2016 NGWA Groundwater Summit

A Proposed Approach to Sustainable Groundwater Extraction Based on Surface Water-Groundwater Interaction

Monday, April 25, 2016: 11:00 a.m.
Platte River Room (The Westin Denver Downtown)
Michael Tietze, PG, CEG, CHG , Jacobson James & Associates, Roseville, CA, United States
Bob Abrams, PhD , Consulting Hydrogeologist, San Carlos, CA
Jeff Harvey, PhD , Harvey Consulting Group, LLC, Gold River, CA

Understanding the interaction of interconnected groundwater-surface water systems is fundamental to sustainable water resources management; however, surface and groundwater management decisions must address fundamentally different issues and time frames. Surface-water management must respond to short-term climatic variations, flood control, streamflow requirements, and changes in water demand and availability. Groundwater systems typically respond to recharge and extraction over decades or longer, requiring longer-term management decisions. We present an approach to groundwater management based on management zones that recognize the physics of surface water-groundwater interaction, but honors these inherently different management requirements. Examples are provided for the Stanislaus, Tuolumne, and Colorado Rivers in California.

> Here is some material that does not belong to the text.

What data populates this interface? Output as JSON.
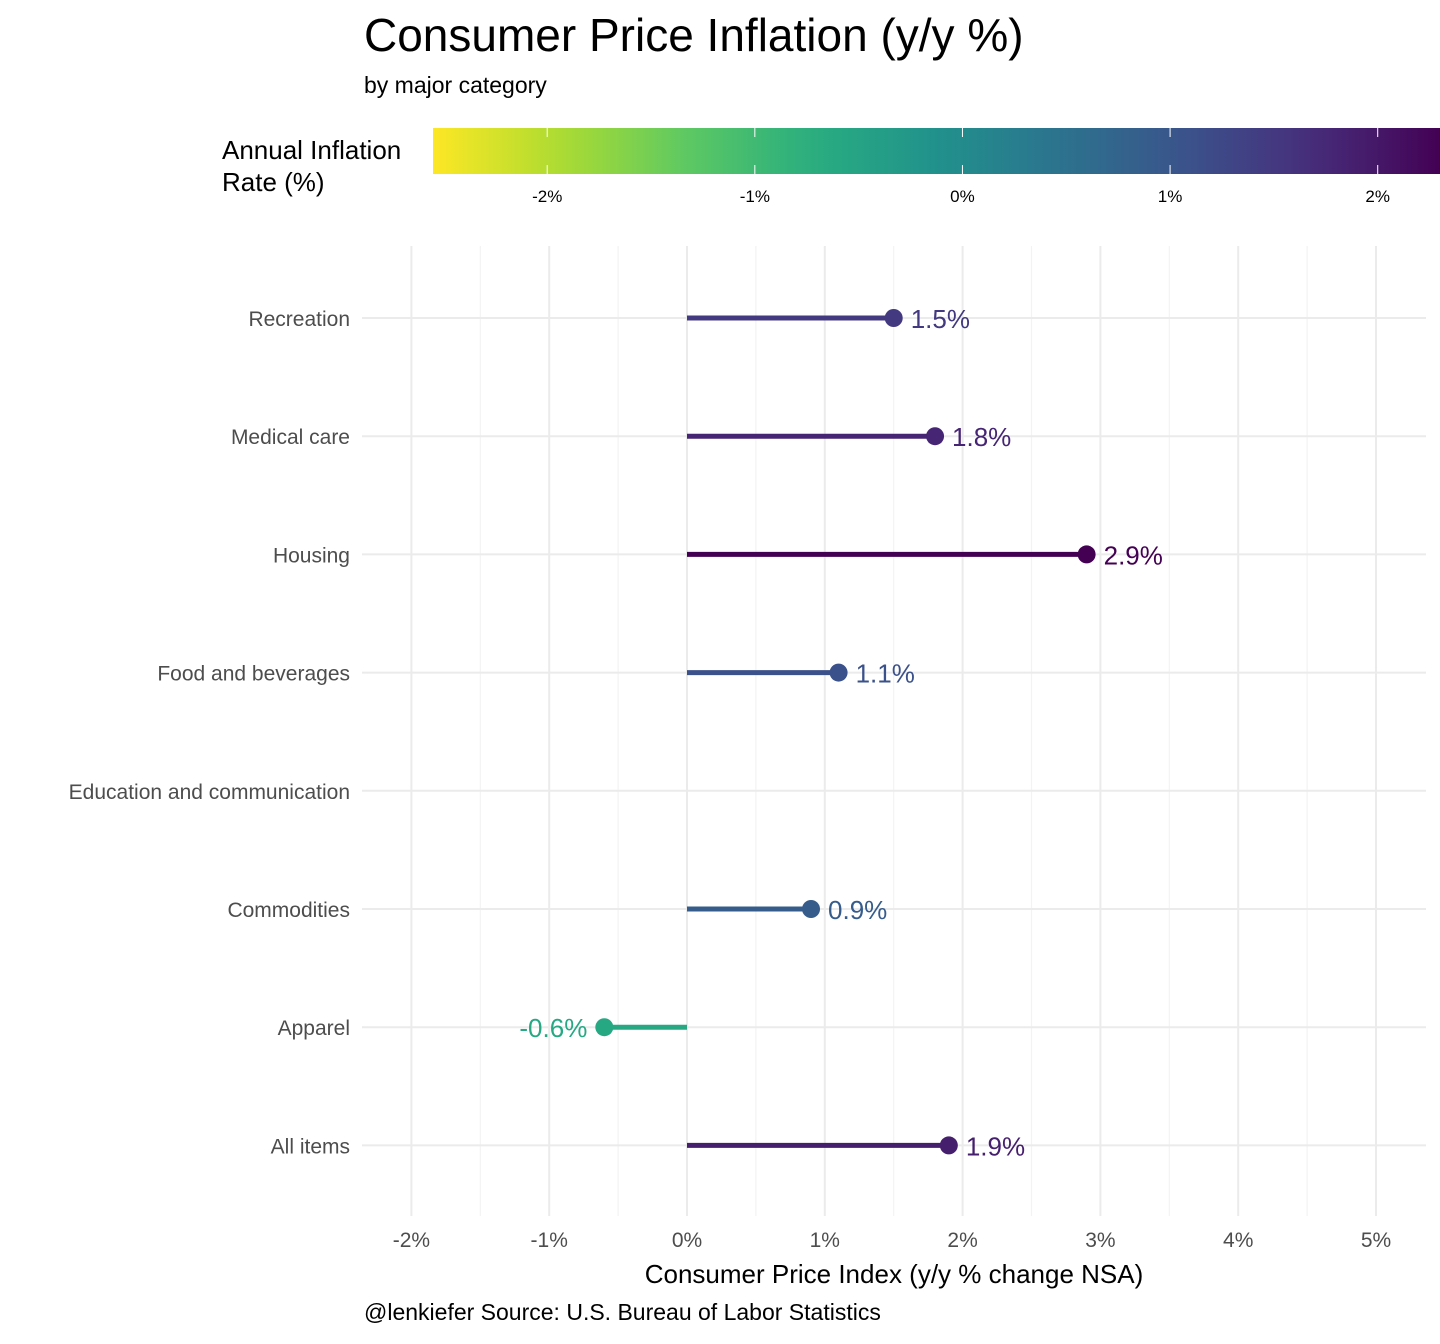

The amount and timing of streamflow depletion depends on pumping rate and duration, well location relative to the stream, aquifer diffusivity, streambed conductance, and vertical flow impedance within the aquifer system. These principles were used to develop proposed groundwater management zones around aquifer-connected streams by simulating extraction from theoretical wells at various depths and distances from the streams, under a range of stream and aquifer conditions. Simulations were carried out using STRMDEPL08, an analytical streamflow-depletion model developed by the USGS, and validated using existing numerical groundwater flow models constructed using the USGS MODFLOW code. Simulated surface water depletion by shallow wells near streams closely mimics applied pumping rates and timing, which supports groundwater management in tandem with surface water as is currently done in California for pumping from a “known and definite channel.” Pumping from greater distance or depth causes an attenuated hydrologic response in both amplitude and time. Groundwater management zones are thus proposed based on distance to the affected stream, depth of the well’s screen interval, and timing and duration of predicted streamflow depletion, considering the amount of seasonal and long-term streamflow depletion that is tolerable under existing ecological and water rights requirements.

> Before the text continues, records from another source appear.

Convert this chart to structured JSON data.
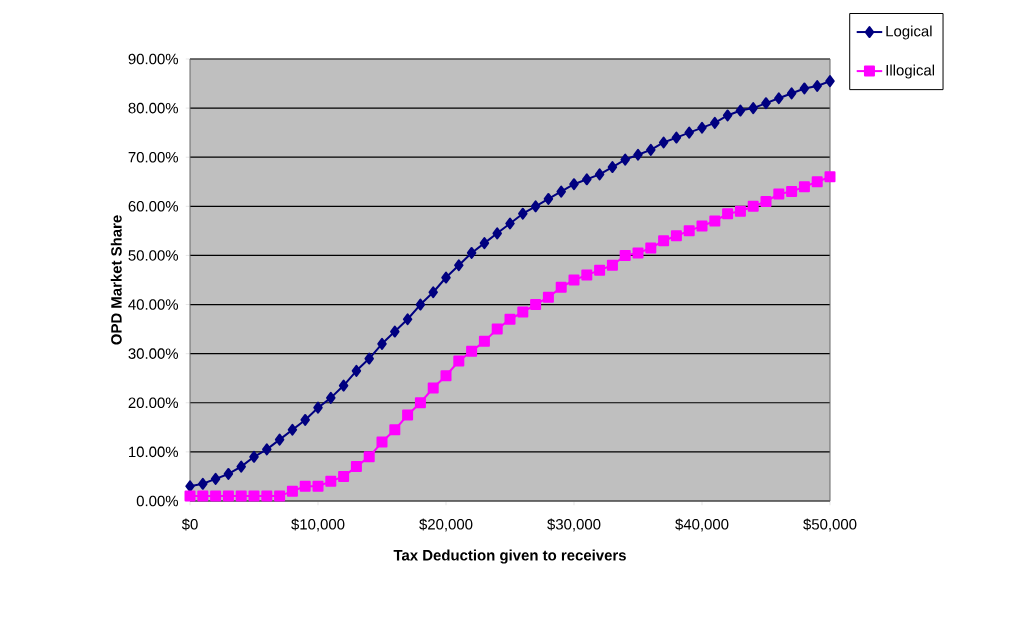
{
  "chart_data": {
    "type": "line",
    "xlabel": "Tax Deduction  given to receivers",
    "ylabel": "OPD Market Share",
    "x": [
      0,
      1000,
      2000,
      3000,
      4000,
      5000,
      6000,
      7000,
      8000,
      9000,
      10000,
      11000,
      12000,
      13000,
      14000,
      15000,
      16000,
      17000,
      18000,
      19000,
      20000,
      21000,
      22000,
      23000,
      24000,
      25000,
      26000,
      27000,
      28000,
      29000,
      30000,
      31000,
      32000,
      33000,
      34000,
      35000,
      36000,
      37000,
      38000,
      39000,
      40000,
      41000,
      42000,
      43000,
      44000,
      45000,
      46000,
      47000,
      48000,
      49000,
      50000
    ],
    "series": [
      {
        "name": "Logical",
        "color": "#000080",
        "marker": "diamond",
        "values": [
          3,
          3.5,
          4.5,
          5.5,
          7,
          9,
          10.5,
          12.5,
          14.5,
          16.5,
          19,
          21,
          23.5,
          26.5,
          29,
          32,
          34.5,
          37,
          40,
          42.5,
          45.5,
          48,
          50.5,
          52.5,
          54.5,
          56.5,
          58.5,
          60,
          61.5,
          63,
          64.5,
          65.5,
          66.5,
          68,
          69.5,
          70.5,
          71.5,
          73,
          74,
          75,
          76,
          77,
          78.5,
          79.5,
          80,
          81,
          82,
          83,
          84,
          84.5,
          85.5
        ]
      },
      {
        "name": "Illogical",
        "color": "#ff00ff",
        "marker": "square",
        "values": [
          1,
          1,
          1,
          1,
          1,
          1,
          1,
          1,
          2,
          3,
          3,
          4,
          5,
          7,
          9,
          12,
          14.5,
          17.5,
          20,
          23,
          25.5,
          28.5,
          30.5,
          32.5,
          35,
          37,
          38.5,
          40,
          41.5,
          43.5,
          45,
          46,
          47,
          48,
          50,
          50.5,
          51.5,
          53,
          54,
          55,
          56,
          57,
          58.5,
          59,
          60,
          61,
          62.5,
          63,
          64,
          65,
          66
        ]
      }
    ],
    "xlim": [
      0,
      50000
    ],
    "xticks": [
      {
        "value": 0,
        "label": "$0"
      },
      {
        "value": 10000,
        "label": "$10,000"
      },
      {
        "value": 20000,
        "label": "$20,000"
      },
      {
        "value": 30000,
        "label": "$30,000"
      },
      {
        "value": 40000,
        "label": "$40,000"
      },
      {
        "value": 50000,
        "label": "$50,000"
      }
    ],
    "ylim": [
      0,
      90
    ],
    "yticks": [
      {
        "value": 0,
        "label": "0.00%"
      },
      {
        "value": 10,
        "label": "10.00%"
      },
      {
        "value": 20,
        "label": "20.00%"
      },
      {
        "value": 30,
        "label": "30.00%"
      },
      {
        "value": 40,
        "label": "40.00%"
      },
      {
        "value": 50,
        "label": "50.00%"
      },
      {
        "value": 60,
        "label": "60.00%"
      },
      {
        "value": 70,
        "label": "70.00%"
      },
      {
        "value": 80,
        "label": "80.00%"
      },
      {
        "value": 90,
        "label": "90.00%"
      }
    ],
    "grid": "y",
    "legend": "top right",
    "line_style": "solid"
  }
}
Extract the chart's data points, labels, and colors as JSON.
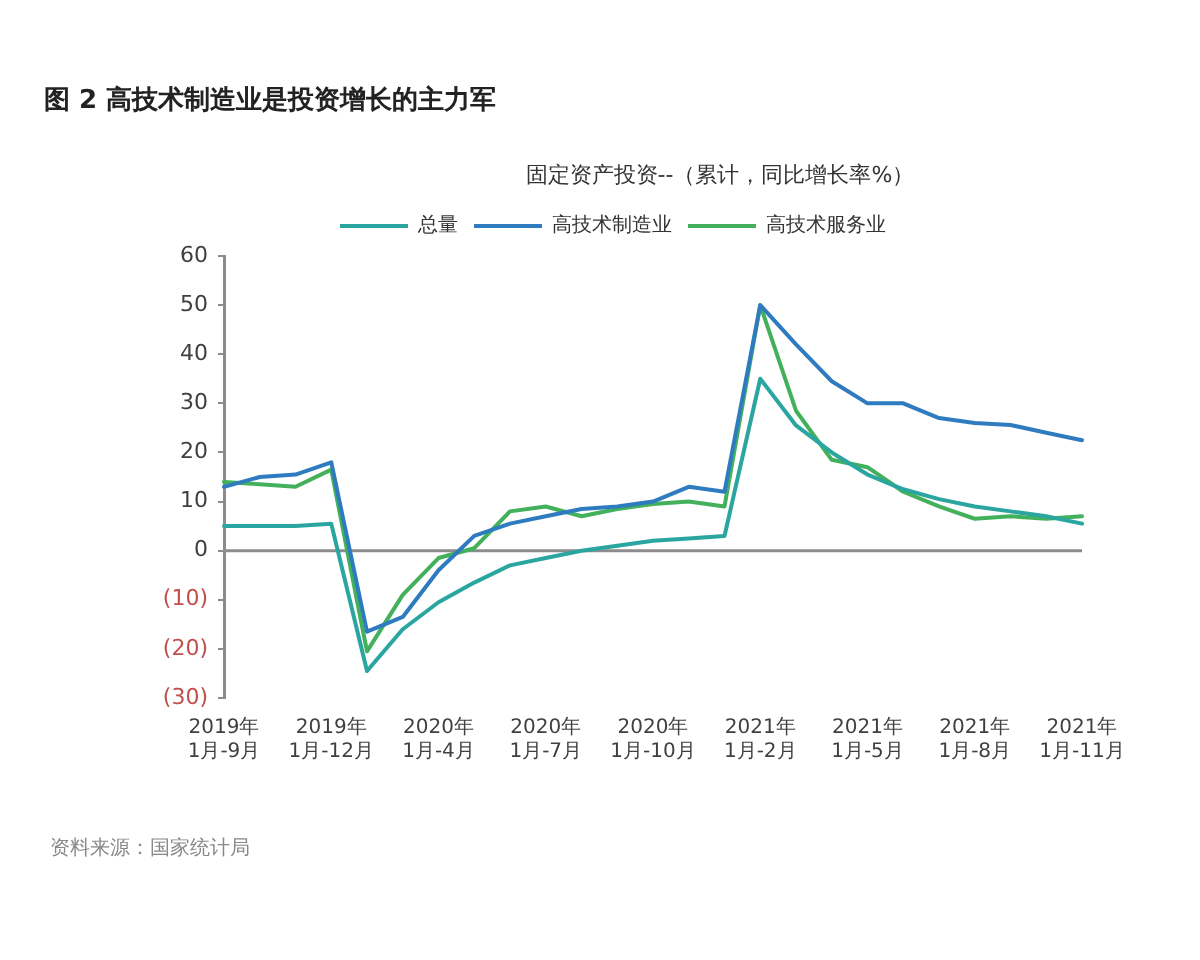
{
  "chart_data": {
    "type": "line",
    "title": "图 2 高技术制造业是投资增长的主力军",
    "subtitle": "固定资产投资--（累计，同比增长率%）",
    "annotations": [
      "资料来源：国家统计局"
    ],
    "categories": [
      "2019年\n1月-9月",
      null,
      null,
      "2019年\n1月-12月",
      null,
      null,
      "2020年\n1月-4月",
      null,
      null,
      "2020年\n1月-7月",
      null,
      null,
      "2020年\n1月-10月",
      null,
      null,
      "2021年\n1月-2月",
      null,
      null,
      "2021年\n1月-5月",
      null,
      null,
      "2021年\n1月-8月",
      null,
      null,
      "2021年\n1月-11月"
    ],
    "series": [
      {
        "name": "总量",
        "color": "#2aa5a0",
        "values": [
          5,
          5,
          5,
          5.5,
          -24.5,
          -16,
          -10.5,
          -6.5,
          -3,
          -1.5,
          0,
          1,
          2,
          2.5,
          3,
          35,
          25.5,
          20,
          15.5,
          12.5,
          10.5,
          9,
          8,
          7,
          5.5
        ]
      },
      {
        "name": "高技术制造业",
        "color": "#2e7cbf",
        "values": [
          13,
          15,
          15.5,
          18,
          -16.5,
          -13.5,
          -4,
          3,
          5.5,
          7,
          8.5,
          9,
          10,
          13,
          12,
          50,
          42,
          34.5,
          30,
          30,
          27,
          26,
          25.6,
          24,
          22.5
        ]
      },
      {
        "name": "高技术服务业",
        "color": "#43b05c",
        "values": [
          14,
          13.5,
          13,
          16.5,
          -20.5,
          -9,
          -1.5,
          0.5,
          8,
          9,
          7,
          8.5,
          9.5,
          10,
          9,
          50,
          28.5,
          18.5,
          17,
          12,
          9,
          6.5,
          7,
          6.5,
          7
        ]
      }
    ],
    "ylim": [
      -30,
      60
    ],
    "yticks": [
      {
        "value": -30,
        "label": "(30)"
      },
      {
        "value": -20,
        "label": "(20)"
      },
      {
        "value": -10,
        "label": "(10)"
      },
      0,
      10,
      20,
      30,
      40,
      50,
      60
    ],
    "ref_lines": [
      {
        "axis": "y",
        "value": 0,
        "color": "#8c8c8c"
      }
    ],
    "grid": false,
    "legend": "top",
    "marker": "none",
    "line_style": "solid"
  }
}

Michael Tietze, PG, CEG, CHG, Jacobson James & Associates, Roseville, CA, United States
Mike Tietze has 30 years of experience managing groundwater resources, permitting, and environmental projects throughout California and the western U.S., primarily for the energy and municipal sector. His work has focused on water management studies, water supply investigations, and impact analysis for projects in arid, agricultural, and overdrafted basins.

Bob Abrams, PhD, Consulting Hydrogeologist, San Carlos, CA
Bob Abrams has more than 15 years of experience in the quantitative analysis of groundwater and vadose zone systems. He has addressed issues of water quality, agrochemical impacts, groundwater sustainability, enhanced recharge and aquifer storage, and water supply development.

Jeff Harvey, PhD, Harvey Consulting Group, LLC, Gold River, CA
Jeff Harvey has worked in environmental compliance for power, water, and mining projects in California for more than 25 years. He has expertise in the requirements of CEQA, NEPA, and related laws and regulations pertaining to water supply, water quality, land use planning, and natural resources conservation and management.